At the time of her residency Bronwyn Lea was a doctoral student of writing at the University of Queensland, where she also taught Poetics.  Lea is the author of Flight Animals which won the Wesley Michel Wright Prize for Poetry and the FAW Anne Elder Award. During her six week residency, Lea wrote approximately twenty new poems many inspired by Sri Lankan art, literature and sculpture.
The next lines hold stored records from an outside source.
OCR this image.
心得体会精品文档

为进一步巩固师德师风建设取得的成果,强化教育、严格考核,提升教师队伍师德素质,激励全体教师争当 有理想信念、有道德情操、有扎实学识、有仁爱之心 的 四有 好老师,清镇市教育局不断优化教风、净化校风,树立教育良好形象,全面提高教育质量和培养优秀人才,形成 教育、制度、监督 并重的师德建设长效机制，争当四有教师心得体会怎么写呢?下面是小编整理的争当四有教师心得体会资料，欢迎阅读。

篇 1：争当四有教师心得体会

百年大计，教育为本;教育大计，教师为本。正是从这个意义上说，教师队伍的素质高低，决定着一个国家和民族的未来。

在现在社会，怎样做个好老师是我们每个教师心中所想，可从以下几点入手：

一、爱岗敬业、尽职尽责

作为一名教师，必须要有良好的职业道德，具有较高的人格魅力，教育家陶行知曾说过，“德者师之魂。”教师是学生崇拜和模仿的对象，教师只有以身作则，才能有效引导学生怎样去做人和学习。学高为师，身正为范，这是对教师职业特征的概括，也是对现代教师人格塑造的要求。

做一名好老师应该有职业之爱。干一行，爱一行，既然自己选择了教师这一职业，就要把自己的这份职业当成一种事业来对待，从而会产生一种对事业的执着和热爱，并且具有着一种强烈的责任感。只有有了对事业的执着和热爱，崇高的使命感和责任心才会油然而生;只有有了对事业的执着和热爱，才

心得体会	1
Supported by the Australia Council.

Christopher Kremmer

Christopher Kremmer (2000), Sri Lanka

Christopher Kremmer is author of the award-winning Stalking the Elephant Kings: In Search of Laos and The Carpet Wars.  A former foreign correspondent for print and television, he has spent over a decade in South Asia and the Middle East. During his residency in Sri Lanka, the Lunugunga Estate hosted Kremmer. There he researched and wrote a large part of a screenplay adaptation of 19th century French playwrite Octave Mirbeau’s The Torture Garden

Supported by the Australia Council.

Sophie Cunningham (2005), Sri Lanka

Sophie Cunningham worked in publishing for many years and now works fulltime as a writer.  Her first novel Geography, was published in 2004 and was set in India, Sri Lanka, America and Australia.  In the solitude of Pemberley House and whilst trekking in Ladakh, Cunningham was able to do some of the close work needed to bring her second novel Dharma is a Girl's Best Friend to completion.  Cunningham also explored the life and writings of Leonard Wolf during his time Sri Lanka from 1904-1911.  She spent the remainder of the Sri Lanka leg of the residency researching the people and places of Wolf’s world.

Supported by Arts Victoria and the Australia Council.